A difficult decision for those who are as shallow and myopic as our current crop of politicians.
But just how much veracity can be ascribed to the USA's warnings with respect to companies such as Huawei?
Huawei has denied that it has any links with the Chinese government -- which must be the most disingenuous statement I've heard for some time.
All Chinese companies have links with the Chinese government -- we are talking about a communist country where the power of the state over its people and their businesses is unquestionable.
From China's perspective, it would be a brilliant strategy to gain a powerful grip on the West's data infrastructure by ensuring that you had backdoors into as many data networks as possible. You can bet that if the USA could do the same thing to China, they would.
I have no doubt at all that Huawei is not snowy white and that there is at least a huge potential (even if not realised) for that company's position to be leveraged by the Chinese government "for the national good".
Is it wise therefore, that NZ has gone with Huawei as the key supplier of gear for our own nation-wide ultra-fast broadband network?
I suspect there is no answer to that question.
On the one hand, if it does leave us vulnerable to Sino-spying then so what?
On the other hand, how much of the valuable IP we ought to be developing and leveraging to sustain our export levels going in to a period when transport costs could severely damage our commodity and primary exports -- might be lost to such covert espionage?

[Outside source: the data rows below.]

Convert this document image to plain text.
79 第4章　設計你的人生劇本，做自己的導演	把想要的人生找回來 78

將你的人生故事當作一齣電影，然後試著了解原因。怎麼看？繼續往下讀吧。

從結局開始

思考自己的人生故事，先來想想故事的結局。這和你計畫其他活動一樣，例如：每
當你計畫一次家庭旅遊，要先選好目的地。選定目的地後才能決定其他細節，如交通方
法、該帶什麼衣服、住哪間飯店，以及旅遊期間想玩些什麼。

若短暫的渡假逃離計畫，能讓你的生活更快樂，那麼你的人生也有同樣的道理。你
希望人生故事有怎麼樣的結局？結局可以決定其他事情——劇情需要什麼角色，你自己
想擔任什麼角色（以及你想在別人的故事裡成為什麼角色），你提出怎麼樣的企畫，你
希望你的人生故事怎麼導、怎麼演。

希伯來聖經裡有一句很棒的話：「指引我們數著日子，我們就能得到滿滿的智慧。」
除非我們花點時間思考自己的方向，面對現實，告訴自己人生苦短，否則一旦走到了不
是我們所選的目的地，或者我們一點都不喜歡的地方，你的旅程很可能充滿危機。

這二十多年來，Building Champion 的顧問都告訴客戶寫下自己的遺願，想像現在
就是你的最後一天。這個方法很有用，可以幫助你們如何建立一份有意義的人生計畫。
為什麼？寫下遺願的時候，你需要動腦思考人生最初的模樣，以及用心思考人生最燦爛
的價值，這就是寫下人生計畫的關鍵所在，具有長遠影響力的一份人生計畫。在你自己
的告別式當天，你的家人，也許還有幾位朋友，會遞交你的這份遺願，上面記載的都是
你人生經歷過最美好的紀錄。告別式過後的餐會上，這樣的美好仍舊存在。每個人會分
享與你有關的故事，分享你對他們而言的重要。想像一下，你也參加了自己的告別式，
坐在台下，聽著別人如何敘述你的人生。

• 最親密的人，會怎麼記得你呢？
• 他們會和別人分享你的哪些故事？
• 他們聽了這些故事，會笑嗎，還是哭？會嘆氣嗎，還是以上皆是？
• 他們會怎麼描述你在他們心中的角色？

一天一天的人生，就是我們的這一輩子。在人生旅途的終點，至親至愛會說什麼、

Let's face it -- the human race is a nasty piece of work. Evolutionary pressures ensure that we will take advantage of whatever methods we can to ensure that we (as individuals) have the maximum chance to survive and prosper. China and the USA are as driven by these forces as anyone -- hence you can't rule out *anything* in the wicked world of spying, espionage and subterfuge.
I'm picking (as I suggested earlier) that sooner or later, we will have to chose sides as these two superpowers go head-to-head in a battle that may involve more than bits and bytes.